In 2006, there were 14 universities offering LIS education, and enrolments were declining. The word "library" had been dropped from many courses and "information" added, and library schools were mostly called LIS departments. Although there were more jobs being offered, fewer required a professional qualification. There was no single national scheme of qualifications for paraprofessionals.

===Oceania===
The Diploma of Library and Information Services (Level 5) at the Pacific Technical and Further Education (Pacific TAFE) at the University of the South Pacific in Fiji provides library technician training which is accredited in Australia.

====Australia====
Kennan, Carroll and Thompson provide a historical overview of librarianship in Australia, "with a particular focus on LIS education and how the goals and focus of both librarianship and LIS education have evolved over the centuries".

Education for librarianship in Australia was compared to the United States by Jean P. White.

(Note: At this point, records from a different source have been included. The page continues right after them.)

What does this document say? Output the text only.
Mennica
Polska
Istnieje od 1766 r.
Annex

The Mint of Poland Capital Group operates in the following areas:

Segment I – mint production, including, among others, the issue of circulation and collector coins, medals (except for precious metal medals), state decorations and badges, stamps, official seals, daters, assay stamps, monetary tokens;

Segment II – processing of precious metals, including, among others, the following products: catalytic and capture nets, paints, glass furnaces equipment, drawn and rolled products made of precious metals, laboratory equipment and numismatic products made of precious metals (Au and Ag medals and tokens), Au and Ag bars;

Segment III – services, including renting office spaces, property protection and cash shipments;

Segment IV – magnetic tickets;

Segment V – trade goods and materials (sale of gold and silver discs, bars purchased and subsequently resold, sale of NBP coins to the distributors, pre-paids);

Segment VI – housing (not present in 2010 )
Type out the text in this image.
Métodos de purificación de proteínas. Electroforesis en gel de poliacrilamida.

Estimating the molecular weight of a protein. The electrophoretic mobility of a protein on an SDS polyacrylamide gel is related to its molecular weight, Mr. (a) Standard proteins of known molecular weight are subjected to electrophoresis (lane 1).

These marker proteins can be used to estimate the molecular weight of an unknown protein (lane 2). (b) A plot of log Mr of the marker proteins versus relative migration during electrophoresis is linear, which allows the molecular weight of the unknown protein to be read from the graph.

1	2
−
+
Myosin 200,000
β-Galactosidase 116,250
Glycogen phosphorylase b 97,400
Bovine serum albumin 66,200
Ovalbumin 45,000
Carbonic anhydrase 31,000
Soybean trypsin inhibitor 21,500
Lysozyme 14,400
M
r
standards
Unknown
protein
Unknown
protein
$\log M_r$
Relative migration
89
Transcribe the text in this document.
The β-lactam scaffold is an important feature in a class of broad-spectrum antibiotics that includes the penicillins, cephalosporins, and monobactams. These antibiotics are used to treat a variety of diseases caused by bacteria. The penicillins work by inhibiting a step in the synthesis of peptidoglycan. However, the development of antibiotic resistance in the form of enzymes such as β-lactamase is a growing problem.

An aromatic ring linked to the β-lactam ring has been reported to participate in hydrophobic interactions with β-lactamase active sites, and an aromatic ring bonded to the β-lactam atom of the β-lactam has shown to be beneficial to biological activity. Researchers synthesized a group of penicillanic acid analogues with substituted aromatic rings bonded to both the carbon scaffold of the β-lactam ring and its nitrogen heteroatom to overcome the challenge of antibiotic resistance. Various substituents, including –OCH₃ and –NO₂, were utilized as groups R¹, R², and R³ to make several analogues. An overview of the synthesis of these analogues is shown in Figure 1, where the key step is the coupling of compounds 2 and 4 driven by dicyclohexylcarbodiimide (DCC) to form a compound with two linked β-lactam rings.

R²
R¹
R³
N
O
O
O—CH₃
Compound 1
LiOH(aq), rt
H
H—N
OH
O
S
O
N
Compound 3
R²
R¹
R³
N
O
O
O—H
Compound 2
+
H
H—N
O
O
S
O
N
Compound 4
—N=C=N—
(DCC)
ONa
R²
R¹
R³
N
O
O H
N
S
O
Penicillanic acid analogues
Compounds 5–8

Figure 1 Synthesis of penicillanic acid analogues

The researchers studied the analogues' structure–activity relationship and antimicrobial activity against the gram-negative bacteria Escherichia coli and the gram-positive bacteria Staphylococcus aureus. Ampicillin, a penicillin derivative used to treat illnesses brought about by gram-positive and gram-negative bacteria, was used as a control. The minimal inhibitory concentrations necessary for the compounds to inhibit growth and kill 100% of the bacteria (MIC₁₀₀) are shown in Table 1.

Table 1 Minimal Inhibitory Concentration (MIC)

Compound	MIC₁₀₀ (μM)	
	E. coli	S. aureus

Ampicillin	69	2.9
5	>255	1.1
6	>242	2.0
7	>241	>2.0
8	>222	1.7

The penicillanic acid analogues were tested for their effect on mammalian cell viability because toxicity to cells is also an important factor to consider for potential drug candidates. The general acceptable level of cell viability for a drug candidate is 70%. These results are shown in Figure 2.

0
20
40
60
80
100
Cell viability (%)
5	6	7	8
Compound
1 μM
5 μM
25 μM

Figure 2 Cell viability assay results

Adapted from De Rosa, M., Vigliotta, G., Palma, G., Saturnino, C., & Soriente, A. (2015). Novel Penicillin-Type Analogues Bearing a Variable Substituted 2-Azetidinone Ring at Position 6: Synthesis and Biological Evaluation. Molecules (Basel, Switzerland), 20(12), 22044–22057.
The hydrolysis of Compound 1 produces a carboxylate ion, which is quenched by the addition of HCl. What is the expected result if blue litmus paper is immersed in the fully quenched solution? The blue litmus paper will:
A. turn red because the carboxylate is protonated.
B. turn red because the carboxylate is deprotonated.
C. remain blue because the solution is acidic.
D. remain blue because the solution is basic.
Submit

The Australian Library and Information Association (ALIA), founded in 1937, is the professional organisation for the Australian library and information services sector and accredits qualifications enabling graduates to be eligible for Associate membership of ALIA, a common requirement for librarian positions in Australia. As of 2021, professional entry as a librarian (with eligibility to become ALIA associate members) is at three levels:
- Three-year undergraduate (bachelor) qualification (Bachelor of Information Studies (with specialisations) at Charles Sturt University)
- One-year postgraduate (graduate diploma) qualification (Graduate Diploma in Information and Library Studies, Curtin University, Open Universities Australia, University of South Australia)
- One-, one-and-a-half, or two-year postgraduate (master's level) qualification (Master of Information Management, Charles Sturt, Curtin, RMIT University, University of South Australia)

There is a separate course for teacher librarians (also eligible for ALIA associateship), the Master of Education (Teacher Librarianship) at Charles Sturt University.

For library technicians, who are eligible for ALIA Library Technician membership, a specified package of courses within a Diploma of Library and Information Services is required. Courses are available at various TAFEs and other institutions across Australia, and also at the Pacific Technical and Further Education (Pacific TAFE) at the University of the South Pacific in Fiji.

====New Zealand====
In New Zealand, Victoria University of Wellington is the only university providing postgraduate education in librarianship. The Open Polytechnic of New Zealand offers a bachelor's degree for information professionals, and a range of certificate and diploma courses for para-professionals. Te Wananga-o-Raukawa offers diploma and certificate courses in Puna Maumahara/Information Management, which provide bilingual and bicultural (across Māori culture) training.

===Southeast Asia===
====Philippines====
As of 2007, librarians in the Philippines usually have a four-year bachelor's degree in library and information studies, or a master's degree in LIS, or one with a concentration in Library Science. It is also not uncommon for librarians to possess a degree in education, with a specialization or major in Library Science. With passage of the Republic Act No. 6966 (Repealed in 2003 with the passing of R.A. 9246 or "The Philippine Librarianship Act of 2003") in 1990, graduates of library and information science are required to take the licensure examinations for librarians in order to practice librarianship in the Philippines or countries which have reciprocity as regards the practice of the field.